Roughly speaking (see also here), a CCC is a cardinal which measures how big a set of reals must be to be "sufficient" with respect to some relation: taking a relation $R$ between reals, or objects "morally equivalent" to reals such as functions $\mathbb{N}\rightarrow\mathbb{N}$, we can define the cardinal $$\kappa_R=\min\{\vert A\vert: \forall x\exists y\in A(yRx)\}.$$ For example:

*

*The actual continuum is $\kappa_{=}$.


*If we look at functions $\mathbb{N}\rightarrow\mathbb{N}$ and consider the domination relation $$fDg\iff \exists n\forall m>n[f(m)>g(m)],$$ $\kappa_D$ measures how many functions are needed to "grow as fast as every other function."

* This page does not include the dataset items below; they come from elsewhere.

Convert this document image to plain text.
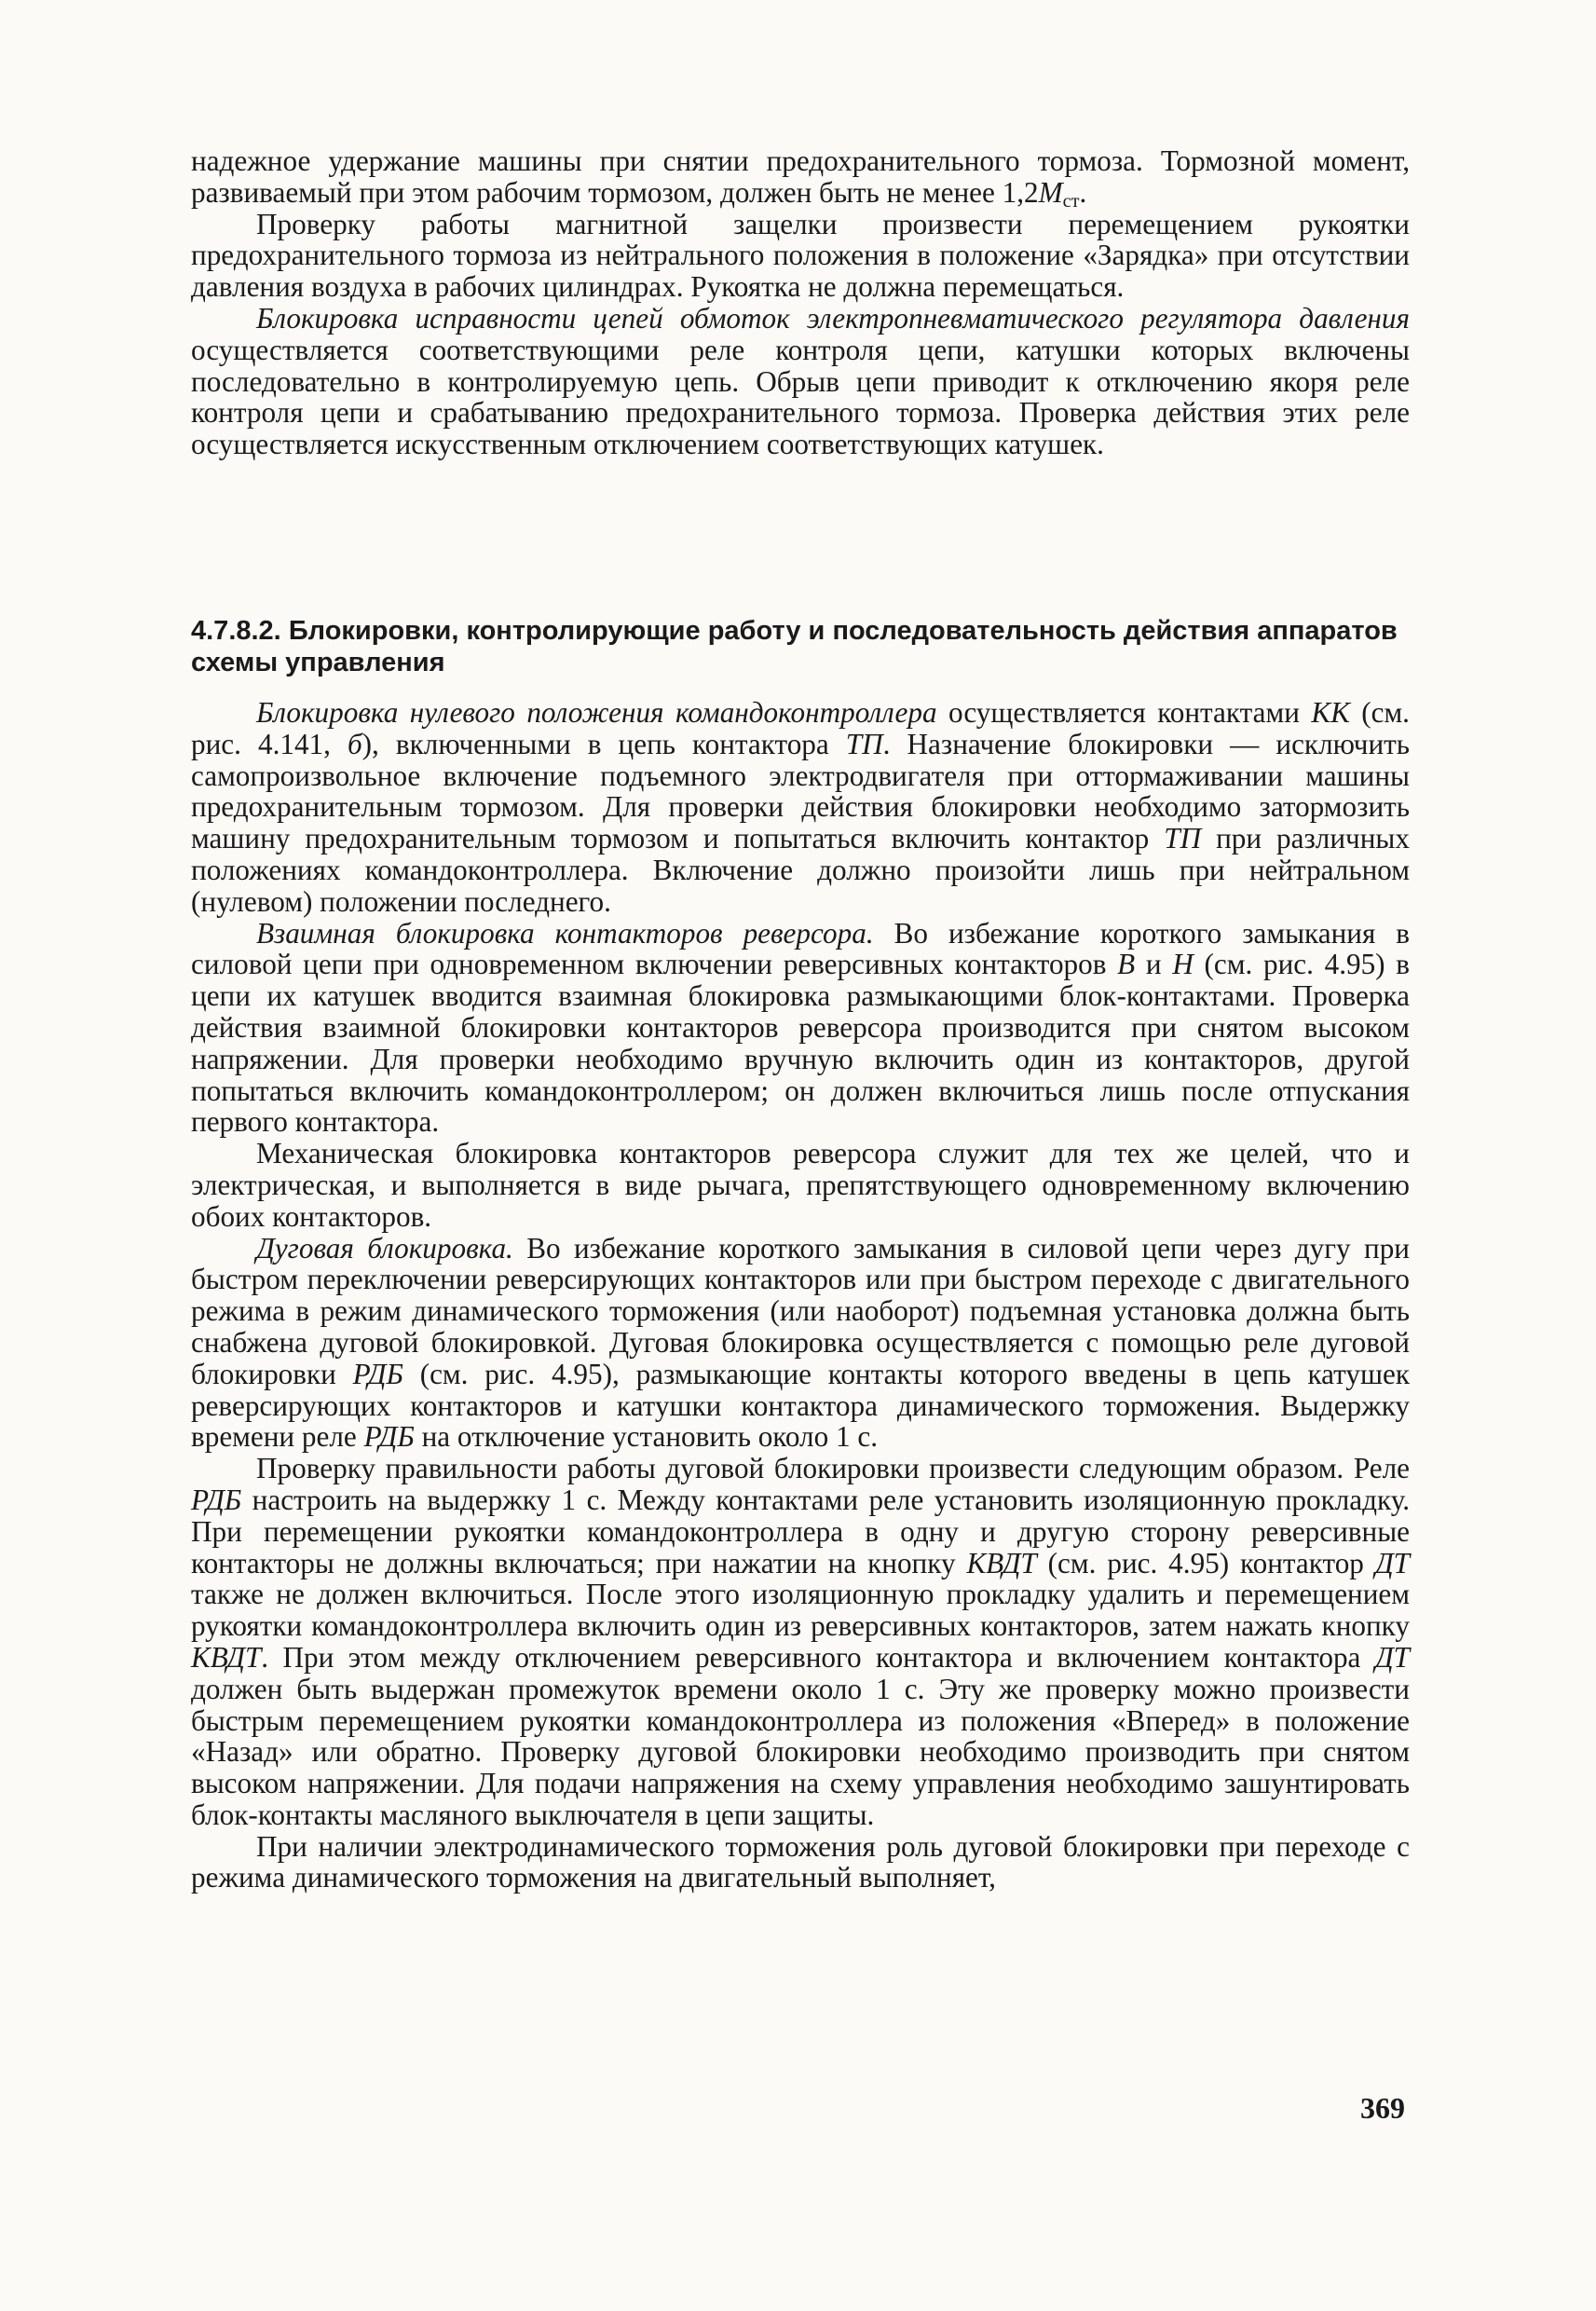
надежное удержание машины при снятии предохранительного тормоза. Тормозной момент, развиваемый при этом рабочим тормозом, должен быть не менее $1,2M_{ст}$.

Проверку работы магнитной защелки произвести перемещением рукоятки предохранительного тормоза из нейтрального положения в положение «Зарядка» при отсутствии давления воздуха в рабочих цилиндрах. Рукоятка не должна перемещаться.

Блокировка исправности цепей обмоток электропневматического регулятора давления осуществляется соответствующими реле контроля цепи, катушки которых включены последовательно в контролируемую цепь. Обрыв цепи приводит к отключению якоря реле контроля цепи и срабатыванию предохранительного тормоза. Проверка действия этих реле осуществляется искусственным отключением соответствующих катушек.

4.7.8.2. Блокировки, контролирующие работу и последовательность действия аппаратов схемы управления

Блокировка нулевого положения командоконтроллера осуществляется контактами КК (см. рис. 4.141, б), включенными в цепь контактора ТП. Назначение блокировки — исключить самопроизвольное включение подъемного электродвигателя при оттормаживании машины предохранительным тормозом. Для проверки действия блокировки необходимо затормозить машину предохранительным тормозом и попытаться включить контактор ТП при различных положениях командоконтроллера. Включение должно произойти лишь при нейтральном (нулевом) положении последнего.

Взаимная блокировка контакторов реверсора. Во избежание короткого замыкания в силовой цепи при одновременном включении реверсивных контакторов В и Н (см. рис. 4.95) в цепи их катушек вводится взаимная блокировка размыкающими блок-контактами. Проверка действия взаимной блокировки контакторов реверсора производится при снятом высоком напряжении. Для проверки необходимо вручную включить один из контакторов, другой попытаться включить командоконтроллером; он должен включиться лишь после отпускания первого контактора.

Механическая блокировка контакторов реверсора служит для тех же целей, что и электрическая, и выполняется в виде рычага, препятствующего одновременному включению обоих контакторов.

Дуговая блокировка. Во избежание короткого замыкания в силовой цепи через дугу при быстром переключении реверсирующих контакторов или при быстром переходе с двигательного режима в режим динамического торможения (или наоборот) подъемная установка должна быть снабжена дуговой блокировкой. Дуговая блокировка осуществляется с помощью реле дуговой блокировки РДБ (см. рис. 4.95), размыкающие контакты которого введены в цепь катушек реверсирующих контакторов и катушки контактора динамического торможения. Выдержку времени реле РДБ на отключение установить около 1 с.

Проверку правильности работы дуговой блокировки произвести следующим образом. Реле РДБ настроить на выдержку 1 с. Между контактами реле установить изоляционную прокладку. При перемещении рукоятки командоконтроллера в одну и другую сторону реверсивные контакторы не должны включаться; при нажатии на кнопку КВДТ (см. рис. 4.95) контактор ДТ также не должен включиться. После этого изоляционную прокладку удалить и перемещением рукоятки командоконтроллера включить один из реверсивных контакторов, затем нажать кнопку КВДТ. При этом между отключением реверсивного контактора и включением контактора ДТ должен быть выдержан промежуток времени около 1 с. Эту же проверку можно произвести быстрым перемещением рукоятки командоконтроллера из положения «Вперед» в положение «Назад» или обратно. Проверку дуговой блокировки необходимо производить при снятом высоком напряжении. Для подачи напряжения на схему управления необходимо зашунтировать блок-контакты масляного выключателя в цепи защиты.

При наличии электродинамического торможения роль дуговой блокировки при переходе с режима динамического торможения на двигательный выполняет,

369
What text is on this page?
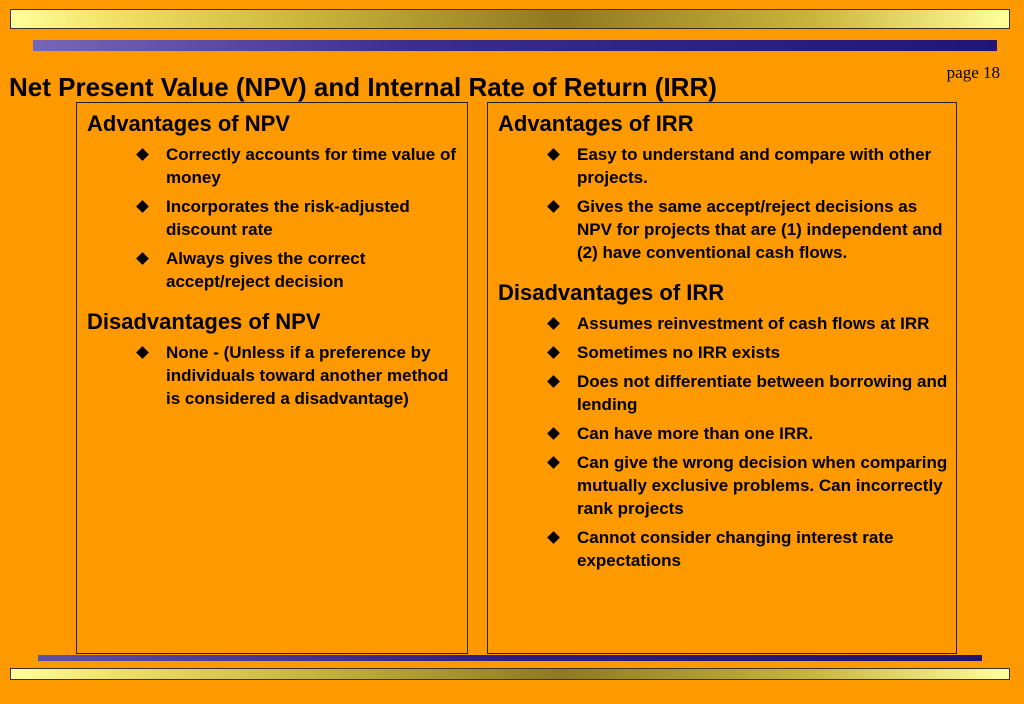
page 18
Net Present Value (NPV) and Internal Rate of Return (IRR)
Advantages of NPV
Correctly accounts for time value of money
Incorporates the risk-adjusted discount rate
Always gives the correct accept/reject decision
Disadvantages of NPV
None - (Unless if a preference by individuals toward another method is considered a disadvantage)
Advantages of IRR
Easy to understand and compare with other projects.
Gives the same accept/reject decisions as NPV for projects that are (1) independent and (2) have conventional cash flows.
Disadvantages of IRR
Assumes reinvestment of cash flows at IRR
Sometimes no IRR exists
Does not differentiate between borrowing and lending
Can have more than one IRR.
Can give the wrong decision when comparing mutually exclusive problems. Can incorrectly rank projects
Cannot consider changing interest rate expectations
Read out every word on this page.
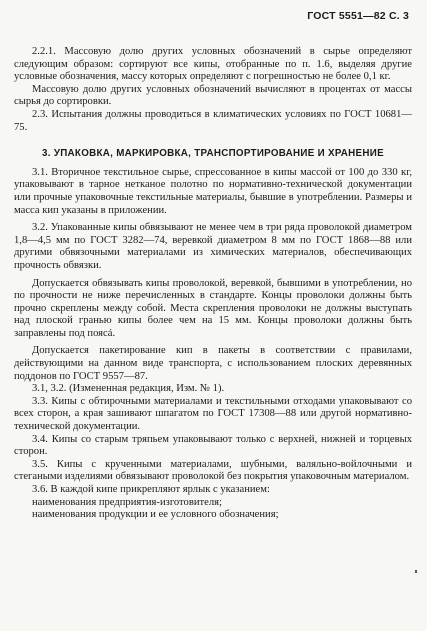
ГОСТ 5551—82 С. 3

2.2.1. Массовую долю других условных обозначений в сырье определяют следующим образом: сортируют все кипы, отобранные по п. 1.6, выделяя другие условные обозначения, массу которых определяют с погрешностью не более 0,1 кг.

Массовую долю других условных обозначений вычисляют в процентах от массы сырья до сортировки.

2.3. Испытания должны проводиться в климатических условиях по ГОСТ 10681—75.

3. УПАКОВКА, МАРКИРОВКА, ТРАНСПОРТИРОВАНИЕ И ХРАНЕНИЕ

3.1. Вторичное текстильное сырье, спрессованное в кипы массой от 100 до 330 кг, упаковывают в тарное нетканое полотно по нормативно-технической документации или прочные упаковочные текстильные материалы, бывшие в употреблении. Размеры и масса кип указаны в приложении.

3.2. Упакованные кипы обвязывают не менее чем в три ряда проволокой диаметром 1,8—4,5 мм по ГОСТ 3282—74, веревкой диаметром 8 мм по ГОСТ 1868—88 или другими обвязочными материалами из химических материалов, обеспечивающих прочность обвязки.

Допускается обвязывать кипы проволокой, веревкой, бывшими в употреблении, но по прочности не ниже перечисленных в стандарте. Концы проволоки должны быть прочно скреплены между собой. Места скрепления проволоки не должны выступать над плоской гранью кипы более чем на 15 мм. Концы проволоки должны быть заправлены под поясá.

Допускается пакетирование кип в пакеты в соответствии с правилами, действующими на данном виде транспорта, с использованием плоских деревянных поддонов по ГОСТ 9557—87.

3.1, 3.2. (Измененная редакция, Изм. № 1).

3.3. Кипы с обтирочными материалами и текстильными отходами упаковывают со всех сторон, а края зашивают шпагатом по ГОСТ 17308—88 или другой нормативно-технической документации.

3.4. Кипы со старым тряпьем упаковывают только с верхней, нижней и торцевых сторон.

3.5. Кипы с крученными материалами, шубными, валяльно-войлочными и стегаными изделиями обвязывают проволокой без покрытия упаковочным материалом.

3.6. В каждой кипе прикрепляют ярлык с указанием:

наименования предприятия-изготовителя;

наименования продукции и ее условного обозначения;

*The "dual" relation to $D$, the escaping relation $$fEg\iff \forall n\exists m>n(f(m)>g(m))\iff \neg gDf,$$ measures how many functions we need in order to be "hard to dominate." It's easy to check that $\kappa_D\ge\kappa_E$.
Note that this notation is nonstandard. In particular, $\kappa_D$ and $\kappa_E$ are properly called "$\mathfrak{d}$" and "$\mathfrak{b}$" respectively.
Trivially we always have $\kappa_R\le 2^{\aleph_0}$. Conversely, diagonal arguments can be used to show that (as long as $R$ isn't silly - and we don't call silly $\kappa_R$s CCCs) each $\kappa_R$ is uncountable. For example, given any sequence $G=(g_i)_{i\in\mathbb{N}}$ of functions $\mathbb{N}\rightarrow\mathbb{N}$, the function $$i\mapsto g(i)+1$$ is not dominated by any member of $G$; this shows that $\kappa_D$ is uncountable. A similar trick will show that $\kappa_E$ is uncountable:

 Take $$i\mapsto 1+\sum_{j\le i}g(j)$$ instead.

Not all CCCs are so combinatorial in flavor. We can also consider more "analytic" ones, such as the cardinality of the smallest non-measurable set. There is a generally-agreed-upon set of ten fundamental CCCs, whose relationships are described by Cichon's diagram; verifying each of the relevant $\mathsf{ZFC}$-provable inequalities can be a good short project (if memory serves, none are particularly hard). And there are more cardinal characteristics out there, so you could continue the study of provable inequalities for quite some time.
Unfortunately (or excitingly), showing that a given inequality is not $\mathsf{ZFC}$-provable - and more generally that Cichon's diagram is complete in the relevant sense - is quite involved: we need to introduce the technique of forcing. Honestly if you're up for a project in forcing you should do that instead, perhaps tacking on a CCC-based observation at the end as a cute coda (e.g. proving the consistency of $\kappa_D>\kappa_E$). And it's worth noting that it was only recently discovered how to separate three or more CCCs simultaneously (see here).